Steve Hadley, el jefe del Consejo de Seguridad Nacional, impulsado por la “gravedad” de la situación, se pronunció el mismo día: “Nuestra posición es que no hay lugar para este tipo de cosas. Es enteramente inapropiado, y lo hemos dejado claro”. Unos días más tarde el Congreso aprobó una resolución condenatoria sobre este tema y desde su trinchera en The Washington Post, Darry Fears, reportero especializado en temas raciales, se alineó con los intereses de su nación y enfrentó a Memín con una declaración principista:


“[La crítica a los timbres postales] no expresa la ignorancia cultural de los estadounidenses. Más bien refleja la ignorancia de los mexicanos sobre los afroestadounidenses en Estados Unidos y el desdén que en México tienen por los afroamericanos. ¿Acaso le han preguntado a ellos qué sienten al ver la estampilla? Seguramente están muy ofendidos”.


El escándalo fue propiciado por un cable de la agencia de noticias estadounidense Associated Press (AP) fechado el 29 de junio en la Ciudad de México, en el que su corresponsal se muestra consternado por la impresión de unas estampillas con la caricatura de Memín Pinguín. El asunto, magnificado y manipulado por la prensa de los Estados Unidos, se difundió ampliamente, incluso en las primeras planas de algunos de los periódicos más importantes del país. Estos denuncian una especie de Ku–Klux–Klan filatélico amparado por el gobierno mexicano, en una operación mediática para transferirle al país vecino las tensiones sociales propias de su racismo estructural.
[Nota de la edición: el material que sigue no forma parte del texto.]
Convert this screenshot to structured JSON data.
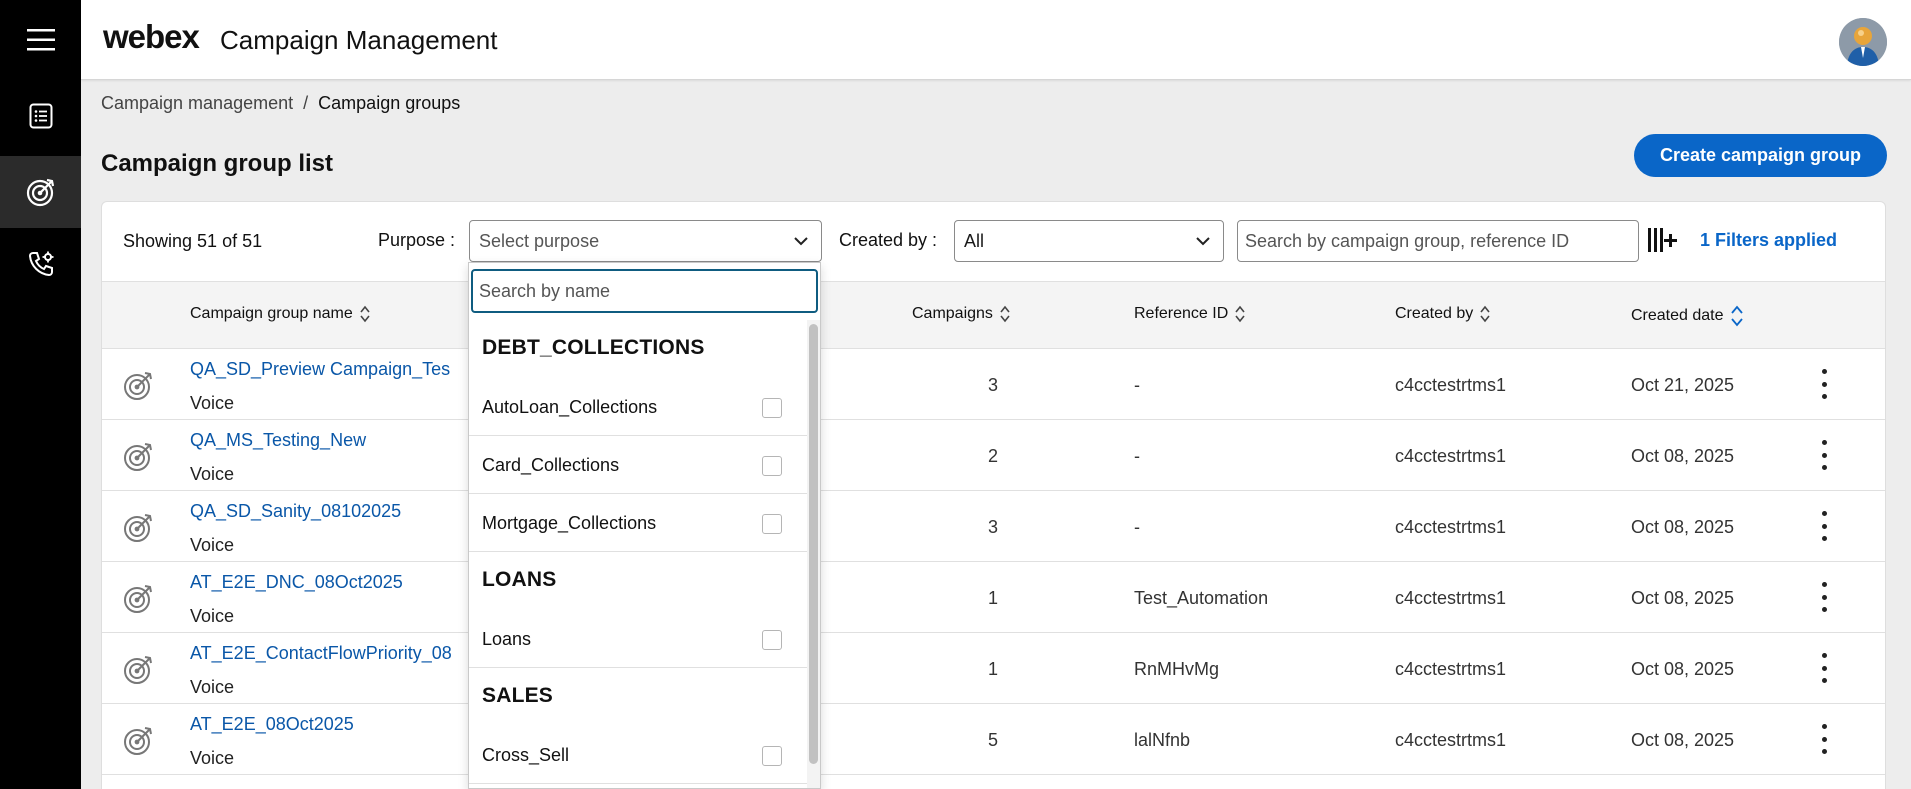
{
  "app": {
    "logo_text": "webex",
    "title": "Campaign Management"
  },
  "rail": {
    "items": [
      {
        "icon": "menu-icon"
      },
      {
        "icon": "list-doc-icon"
      },
      {
        "icon": "target-icon",
        "active": true
      },
      {
        "icon": "phone-settings-icon"
      }
    ]
  },
  "breadcrumb": {
    "parent": "Campaign management",
    "separator": "/",
    "current": "Campaign groups"
  },
  "page": {
    "title": "Campaign group list",
    "create_button": "Create campaign group"
  },
  "toolbar": {
    "showing": "Showing 51 of 51",
    "purpose_label": "Purpose :",
    "purpose_placeholder": "Select purpose",
    "created_by_label": "Created by :",
    "created_by_value": "All",
    "search_placeholder": "Search by campaign group, reference ID",
    "filters_applied": "1 Filters applied"
  },
  "table": {
    "columns": [
      "Campaign group name",
      "Campaigns",
      "Reference ID",
      "Created by",
      "Created date"
    ],
    "rows": [
      {
        "name": "QA_SD_Preview Campaign_Tes",
        "type": "Voice",
        "campaigns": "3",
        "reference_id": "-",
        "created_by": "c4cctestrtms1",
        "created_date": "Oct 21, 2025"
      },
      {
        "name": "QA_MS_Testing_New",
        "type": "Voice",
        "campaigns": "2",
        "reference_id": "-",
        "created_by": "c4cctestrtms1",
        "created_date": "Oct 08, 2025"
      },
      {
        "name": "QA_SD_Sanity_08102025",
        "type": "Voice",
        "campaigns": "3",
        "reference_id": "-",
        "created_by": "c4cctestrtms1",
        "created_date": "Oct 08, 2025"
      },
      {
        "name": "AT_E2E_DNC_08Oct2025",
        "type": "Voice",
        "campaigns": "1",
        "reference_id": "Test_Automation",
        "created_by": "c4cctestrtms1",
        "created_date": "Oct 08, 2025"
      },
      {
        "name": "AT_E2E_ContactFlowPriority_08",
        "type": "Voice",
        "campaigns": "1",
        "reference_id": "RnMHvMg",
        "created_by": "c4cctestrtms1",
        "created_date": "Oct 08, 2025"
      },
      {
        "name": "AT_E2E_08Oct2025",
        "type": "Voice",
        "campaigns": "5",
        "reference_id": "lalNfnb",
        "created_by": "c4cctestrtms1",
        "created_date": "Oct 08, 2025"
      }
    ]
  },
  "purpose_dropdown": {
    "search_placeholder": "Search by name",
    "groups": [
      {
        "label": "DEBT_COLLECTIONS",
        "items": [
          "AutoLoan_Collections",
          "Card_Collections",
          "Mortgage_Collections"
        ]
      },
      {
        "label": "LOANS",
        "items": [
          "Loans"
        ]
      },
      {
        "label": "SALES",
        "items": [
          "Cross_Sell"
        ]
      }
    ]
  },
  "colors": {
    "accent": "#0a66c8",
    "link": "#0a57a8",
    "rail": "#000000"
  }
}
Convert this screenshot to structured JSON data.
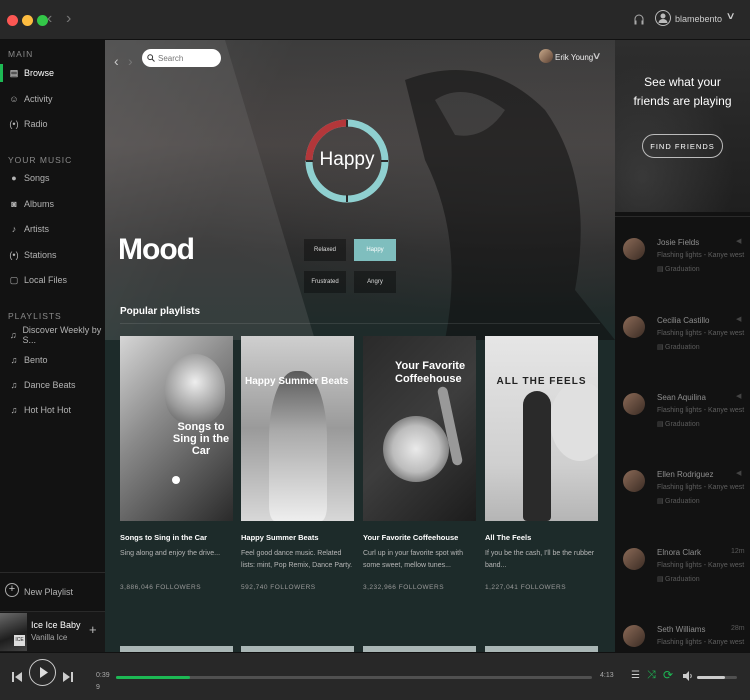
{
  "topbar": {
    "user": "blamebento"
  },
  "sidebar": {
    "main_heading": "MAIN",
    "main_items": [
      {
        "label": "Browse"
      },
      {
        "label": "Activity"
      },
      {
        "label": "Radio"
      }
    ],
    "music_heading": "YOUR MUSIC",
    "music_items": [
      {
        "label": "Songs"
      },
      {
        "label": "Albums"
      },
      {
        "label": "Artists"
      },
      {
        "label": "Stations"
      },
      {
        "label": "Local Files"
      }
    ],
    "playlists_heading": "PLAYLISTS",
    "playlists": [
      {
        "label": "Discover Weekly by S..."
      },
      {
        "label": "Bento"
      },
      {
        "label": "Dance Beats"
      },
      {
        "label": "Hot Hot Hot"
      }
    ],
    "new_playlist": "New Playlist",
    "now_playing": {
      "title": "Ice Ice Baby",
      "artist": "Vanilla Ice"
    }
  },
  "main": {
    "search_placeholder": "Search",
    "user_name": "Erik Young",
    "mood_wheel_label": "Happy",
    "page_title": "Mood",
    "moods": [
      "Relaxed",
      "Happy",
      "Frustrated",
      "Angry"
    ],
    "selected_mood": "Happy",
    "section_title": "Popular playlists",
    "cards": [
      {
        "art_text": "Songs to Sing in the Car",
        "title": "Songs to Sing in the Car",
        "desc": "Sing along and enjoy the drive...",
        "followers": "3,886,046 FOLLOWERS"
      },
      {
        "art_text": "Happy Summer Beats",
        "title": "Happy Summer Beats",
        "desc": "Feel good dance music. Related lists: mint, Pop Remix, Dance Party.",
        "followers": "592,740 FOLLOWERS"
      },
      {
        "art_text": "Your Favorite Coffeehouse",
        "title": "Your Favorite Coffeehouse",
        "desc": "Curl up in your favorite spot with some sweet, mellow tunes...",
        "followers": "3,232,966 FOLLOWERS"
      },
      {
        "art_text": "ALL THE FEELS",
        "title": "All The Feels",
        "desc": "If you be the cash, I'll be the rubber band...",
        "followers": "1,227,041 FOLLOWERS"
      }
    ]
  },
  "friends": {
    "prompt": "See what your friends are playing",
    "find_button": "FIND FRIENDS",
    "list": [
      {
        "name": "Josie Fields",
        "song": "Flashing lights - Kanye west",
        "source": "Graduation",
        "time": ""
      },
      {
        "name": "Cecilia Castillo",
        "song": "Flashing lights - Kanye west",
        "source": "Graduation",
        "time": ""
      },
      {
        "name": "Sean Aquilina",
        "song": "Flashing lights - Kanye west",
        "source": "Graduation",
        "time": ""
      },
      {
        "name": "Ellen Rodriguez",
        "song": "Flashing lights - Kanye west",
        "source": "Graduation",
        "time": ""
      },
      {
        "name": "Elnora Clark",
        "song": "Flashing lights - Kanye west",
        "source": "Graduation",
        "time": "12m"
      },
      {
        "name": "Seth Williams",
        "song": "Flashing lights - Kanye west",
        "source": "",
        "time": "28m"
      }
    ]
  },
  "player": {
    "elapsed": "0:39",
    "elapsed_extra": "9",
    "duration": "4:13",
    "progress": 0.155,
    "volume": 0.7
  },
  "colors": {
    "accent": "#1db954",
    "mood_ring": "#8fd0d0",
    "mood_ring_red": "#b3373a",
    "selected_chip": "#7fbebe"
  }
}
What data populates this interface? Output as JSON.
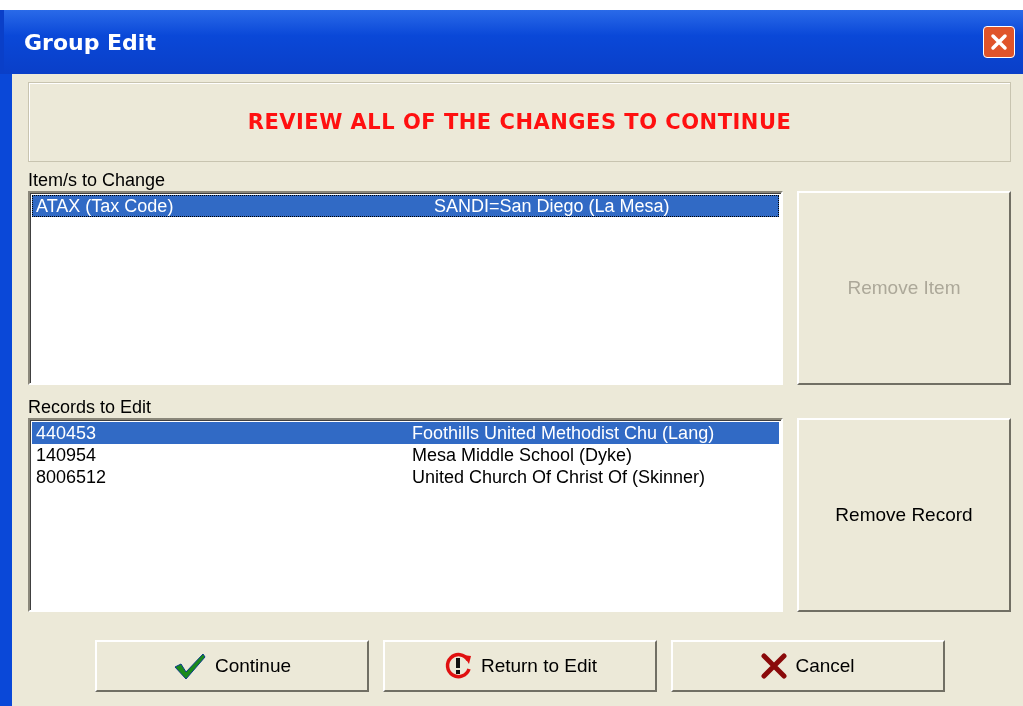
{
  "window": {
    "title": "Group Edit"
  },
  "banner": "REVIEW ALL OF THE CHANGES TO CONTINUE",
  "items_list": {
    "label": "Item/s to Change",
    "rows": [
      {
        "code": "ATAX (Tax Code)",
        "value": "SANDI=San Diego (La Mesa)",
        "selected": true
      }
    ]
  },
  "remove_item": {
    "label": "Remove Item",
    "disabled": true
  },
  "records_list": {
    "label": "Records to Edit",
    "rows": [
      {
        "code": "440453",
        "value": "Foothills United Methodist Chu (Lang)",
        "selected": true
      },
      {
        "code": "140954",
        "value": "Mesa Middle School (Dyke)",
        "selected": false
      },
      {
        "code": "8006512",
        "value": "United Church Of Christ Of (Skinner)",
        "selected": false
      }
    ]
  },
  "remove_record": {
    "label": "Remove Record",
    "disabled": false
  },
  "buttons": [
    {
      "label": "Continue",
      "kind": "check"
    },
    {
      "label": "Return to Edit",
      "kind": "return"
    },
    {
      "label": "Cancel",
      "kind": "cancel"
    }
  ]
}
La respuesta del pueblo mexicano no se hizo esperar. Al día siguiente de las declaraciones de los voceros del gobierno estadounidense, la gente se agolpaba mucho antes de que el edificio central de Correos, el Palacio Postal, abriera sus puertas. Las ventas batieron un récord histórico y las largas filas de compradores obligaron a que se abrieran 13 taquillas de atención al público, algo nunca antes visto. Todos buscaban los cinco sellos postales de Memín Pinguín que forman parte de una serie sobre ‘La caricatura en México’. Nadie parecía considerarlas ofensivas ni estar dispuesto a aceptar la supuesta “autoridad moral” del gobierno estadounidense para dictar cátedra acerca del racismo.


Memín, con su figura inspirada en los estereotipos del cine mudo y su madre Eufrosina, la MaLinda, cuya imagen deriva de Aunt Jemima, la reina de las panquecas, le propinaron entonces, de la mano del pueblo mexicano, una humillante derrota al país más poderoso (y más racista) de la tierra. El mismo que le arrebató más de la mitad de su territorio a México, y que pretendía negarle el derecho a emitir estampillas y celebrar su cultura popular.